Silkworm factory may bring 'cocoon-break' for sericulture

Xinhua| Updated: January 23, 2019 L M S

嵊州桑蚕_副本.png

The cocoons produced in the silkworm-raising factory in Shengzhou, Zhejiang province [Photo/zjol.com.cn]

At a time when rising costs are forcing many farmers to exit sericulture, a silkworm-raising factory in Shengzhou, East China's Zhejiang province is breathing new life into an industry that is thousands of years old.

Babei Group, a private silk necktie-producing enterprise, announced on Jan 20 that its first batch of mass-produced silkworm cocoons had rolled off production line, marking the success of a seven-year-long research on factory-raised silkworms.
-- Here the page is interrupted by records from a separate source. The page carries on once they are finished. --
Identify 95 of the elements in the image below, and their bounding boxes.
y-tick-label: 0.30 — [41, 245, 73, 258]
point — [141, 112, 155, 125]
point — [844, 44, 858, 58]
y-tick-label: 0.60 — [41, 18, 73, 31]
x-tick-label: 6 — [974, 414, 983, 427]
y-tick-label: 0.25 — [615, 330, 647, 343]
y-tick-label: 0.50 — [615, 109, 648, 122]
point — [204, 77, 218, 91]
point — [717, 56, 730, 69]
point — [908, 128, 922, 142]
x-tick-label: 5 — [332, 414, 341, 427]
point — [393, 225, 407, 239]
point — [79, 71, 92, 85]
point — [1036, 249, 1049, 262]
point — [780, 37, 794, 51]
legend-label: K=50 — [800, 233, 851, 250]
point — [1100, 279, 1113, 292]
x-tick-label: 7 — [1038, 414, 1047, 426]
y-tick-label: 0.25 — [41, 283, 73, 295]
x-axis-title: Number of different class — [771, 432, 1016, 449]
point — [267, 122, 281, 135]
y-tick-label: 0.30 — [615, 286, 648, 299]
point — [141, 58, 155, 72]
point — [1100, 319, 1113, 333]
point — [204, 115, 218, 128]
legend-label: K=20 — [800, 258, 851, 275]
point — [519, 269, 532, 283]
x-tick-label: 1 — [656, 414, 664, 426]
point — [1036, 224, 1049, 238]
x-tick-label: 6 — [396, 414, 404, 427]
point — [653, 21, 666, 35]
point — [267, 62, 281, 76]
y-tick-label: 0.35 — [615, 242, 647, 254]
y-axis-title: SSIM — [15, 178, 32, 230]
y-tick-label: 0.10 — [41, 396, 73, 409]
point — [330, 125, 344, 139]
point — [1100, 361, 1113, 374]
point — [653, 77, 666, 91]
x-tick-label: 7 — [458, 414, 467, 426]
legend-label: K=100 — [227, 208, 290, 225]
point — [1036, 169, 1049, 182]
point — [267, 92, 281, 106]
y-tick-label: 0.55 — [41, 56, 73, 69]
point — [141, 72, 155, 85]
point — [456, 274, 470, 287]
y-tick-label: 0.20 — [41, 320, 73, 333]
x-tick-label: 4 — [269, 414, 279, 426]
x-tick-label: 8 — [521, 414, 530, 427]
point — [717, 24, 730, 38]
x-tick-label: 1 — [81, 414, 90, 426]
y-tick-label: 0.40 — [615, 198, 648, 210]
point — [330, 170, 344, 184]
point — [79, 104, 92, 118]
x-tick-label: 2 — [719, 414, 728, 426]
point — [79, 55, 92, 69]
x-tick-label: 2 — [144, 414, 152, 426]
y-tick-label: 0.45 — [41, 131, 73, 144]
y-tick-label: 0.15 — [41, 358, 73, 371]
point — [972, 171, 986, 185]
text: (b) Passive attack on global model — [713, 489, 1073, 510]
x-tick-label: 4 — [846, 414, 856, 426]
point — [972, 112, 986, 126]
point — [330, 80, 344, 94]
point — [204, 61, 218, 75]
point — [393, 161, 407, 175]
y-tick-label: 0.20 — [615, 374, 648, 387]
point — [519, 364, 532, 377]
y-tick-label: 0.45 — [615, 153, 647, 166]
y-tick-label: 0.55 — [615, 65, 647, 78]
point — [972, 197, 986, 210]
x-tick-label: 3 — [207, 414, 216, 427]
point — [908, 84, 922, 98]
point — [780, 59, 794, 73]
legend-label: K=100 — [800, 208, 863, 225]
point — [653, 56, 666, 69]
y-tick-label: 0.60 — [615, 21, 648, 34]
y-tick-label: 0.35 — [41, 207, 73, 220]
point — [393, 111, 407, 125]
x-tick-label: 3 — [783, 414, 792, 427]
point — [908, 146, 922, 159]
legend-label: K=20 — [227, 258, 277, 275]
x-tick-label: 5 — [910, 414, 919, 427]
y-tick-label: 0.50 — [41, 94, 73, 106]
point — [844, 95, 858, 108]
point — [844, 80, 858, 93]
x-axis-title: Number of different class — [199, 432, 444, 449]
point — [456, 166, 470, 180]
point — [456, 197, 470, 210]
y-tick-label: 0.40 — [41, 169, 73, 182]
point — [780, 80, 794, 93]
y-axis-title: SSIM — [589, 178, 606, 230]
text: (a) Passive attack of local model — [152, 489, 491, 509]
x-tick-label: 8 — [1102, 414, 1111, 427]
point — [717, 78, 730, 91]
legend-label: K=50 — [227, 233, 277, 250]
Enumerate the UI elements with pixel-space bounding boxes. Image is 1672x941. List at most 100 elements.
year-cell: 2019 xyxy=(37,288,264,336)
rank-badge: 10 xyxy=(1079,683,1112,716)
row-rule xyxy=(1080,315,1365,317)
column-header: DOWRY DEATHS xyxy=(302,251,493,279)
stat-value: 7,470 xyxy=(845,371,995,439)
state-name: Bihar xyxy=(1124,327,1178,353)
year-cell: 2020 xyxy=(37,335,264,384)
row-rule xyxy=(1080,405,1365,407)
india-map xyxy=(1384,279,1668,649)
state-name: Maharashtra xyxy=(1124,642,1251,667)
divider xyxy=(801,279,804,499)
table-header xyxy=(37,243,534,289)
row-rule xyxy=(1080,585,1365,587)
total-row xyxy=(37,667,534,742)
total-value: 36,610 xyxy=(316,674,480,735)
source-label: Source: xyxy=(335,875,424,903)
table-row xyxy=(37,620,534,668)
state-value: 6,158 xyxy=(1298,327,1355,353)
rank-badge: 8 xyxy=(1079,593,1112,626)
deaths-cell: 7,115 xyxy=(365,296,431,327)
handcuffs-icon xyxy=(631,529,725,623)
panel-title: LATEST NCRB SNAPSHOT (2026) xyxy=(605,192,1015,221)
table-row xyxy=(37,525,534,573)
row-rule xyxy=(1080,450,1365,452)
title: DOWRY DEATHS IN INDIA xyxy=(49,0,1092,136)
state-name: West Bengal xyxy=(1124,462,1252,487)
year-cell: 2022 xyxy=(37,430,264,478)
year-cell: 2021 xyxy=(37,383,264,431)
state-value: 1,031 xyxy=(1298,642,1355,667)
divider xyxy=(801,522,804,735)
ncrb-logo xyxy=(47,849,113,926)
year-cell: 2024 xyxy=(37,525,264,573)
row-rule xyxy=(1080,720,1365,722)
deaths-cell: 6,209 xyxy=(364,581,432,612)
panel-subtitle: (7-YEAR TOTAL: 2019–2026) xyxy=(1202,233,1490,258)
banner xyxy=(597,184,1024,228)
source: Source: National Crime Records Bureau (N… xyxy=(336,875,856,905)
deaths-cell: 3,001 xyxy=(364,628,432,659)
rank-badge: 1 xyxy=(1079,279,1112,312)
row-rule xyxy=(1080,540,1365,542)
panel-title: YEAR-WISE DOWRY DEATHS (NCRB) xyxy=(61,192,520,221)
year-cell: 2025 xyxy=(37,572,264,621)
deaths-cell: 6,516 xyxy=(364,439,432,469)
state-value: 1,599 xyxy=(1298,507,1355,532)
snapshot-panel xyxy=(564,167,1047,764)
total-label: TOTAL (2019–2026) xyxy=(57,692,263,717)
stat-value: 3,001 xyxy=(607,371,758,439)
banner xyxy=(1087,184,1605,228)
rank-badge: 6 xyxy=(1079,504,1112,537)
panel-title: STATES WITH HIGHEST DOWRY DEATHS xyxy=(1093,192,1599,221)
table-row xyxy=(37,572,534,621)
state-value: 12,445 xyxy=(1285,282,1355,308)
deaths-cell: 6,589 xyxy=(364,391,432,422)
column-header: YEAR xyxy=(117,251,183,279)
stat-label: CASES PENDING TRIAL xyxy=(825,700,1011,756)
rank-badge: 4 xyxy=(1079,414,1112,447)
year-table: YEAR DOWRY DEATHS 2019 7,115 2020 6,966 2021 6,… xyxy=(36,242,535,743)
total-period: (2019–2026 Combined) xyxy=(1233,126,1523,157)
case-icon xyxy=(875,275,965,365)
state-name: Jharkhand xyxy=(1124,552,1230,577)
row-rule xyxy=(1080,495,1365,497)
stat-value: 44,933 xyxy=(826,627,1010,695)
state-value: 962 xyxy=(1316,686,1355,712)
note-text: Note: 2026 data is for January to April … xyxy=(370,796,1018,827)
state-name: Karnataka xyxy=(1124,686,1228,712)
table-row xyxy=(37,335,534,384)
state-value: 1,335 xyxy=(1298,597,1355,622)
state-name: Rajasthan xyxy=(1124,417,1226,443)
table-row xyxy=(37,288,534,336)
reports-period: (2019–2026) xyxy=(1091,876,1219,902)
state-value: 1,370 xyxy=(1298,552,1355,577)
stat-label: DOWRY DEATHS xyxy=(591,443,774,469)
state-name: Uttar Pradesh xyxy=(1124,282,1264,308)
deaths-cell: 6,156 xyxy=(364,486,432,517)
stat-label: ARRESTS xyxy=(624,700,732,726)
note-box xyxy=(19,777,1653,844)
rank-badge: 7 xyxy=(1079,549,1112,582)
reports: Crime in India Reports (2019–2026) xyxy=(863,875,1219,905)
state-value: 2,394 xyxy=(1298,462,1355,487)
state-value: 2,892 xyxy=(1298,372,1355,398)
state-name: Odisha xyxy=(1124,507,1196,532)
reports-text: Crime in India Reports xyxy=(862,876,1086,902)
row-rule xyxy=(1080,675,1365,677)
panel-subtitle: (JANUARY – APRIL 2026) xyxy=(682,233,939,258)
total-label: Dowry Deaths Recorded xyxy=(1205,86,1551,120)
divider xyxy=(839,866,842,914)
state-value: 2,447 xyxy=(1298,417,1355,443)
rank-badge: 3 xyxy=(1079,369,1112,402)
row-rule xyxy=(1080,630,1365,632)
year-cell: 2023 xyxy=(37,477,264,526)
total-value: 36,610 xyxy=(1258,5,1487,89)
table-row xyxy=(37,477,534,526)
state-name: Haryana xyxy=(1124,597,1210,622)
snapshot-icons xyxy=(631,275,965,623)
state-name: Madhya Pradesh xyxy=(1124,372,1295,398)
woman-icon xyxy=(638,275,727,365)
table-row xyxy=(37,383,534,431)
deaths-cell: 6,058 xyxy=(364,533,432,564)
With a total investment of 350 million yuan ($51.5 million), the company's silkworm workshop is able to churn out 10,000 metric tons of high-quality cocoons annually, about the total yield of 100,000 households of farmers, using less than 200 workers.

The germ-free workshop, covering an area of 5,000 square meters, creates a favorable environment with moderate temperature, airflow and humidity for the silkworms.

Instead of mulberry leaf, the worms are fed artificial fodder made of ingredients such as soybean, corn powder, sweet potato starch and vitamin complex.

The fodder is cheap to produce, and it helps improve the efficiency of silkworm raising for it is free from the limits of seasons and climate, according to Meng Zhiqi, a researcher with Zhejiang Academy of Agricultural Sciences and leading researcher of the project.

In order to boost silkworms' appetites, researchers have added mulberry leaf powder into the fodder to make it more "delicious."

Sericulture, the breeding of silkworms to produce raw silk, has long been a featured industry of Zhejiang Province, but it has been on a downward trend in recent years.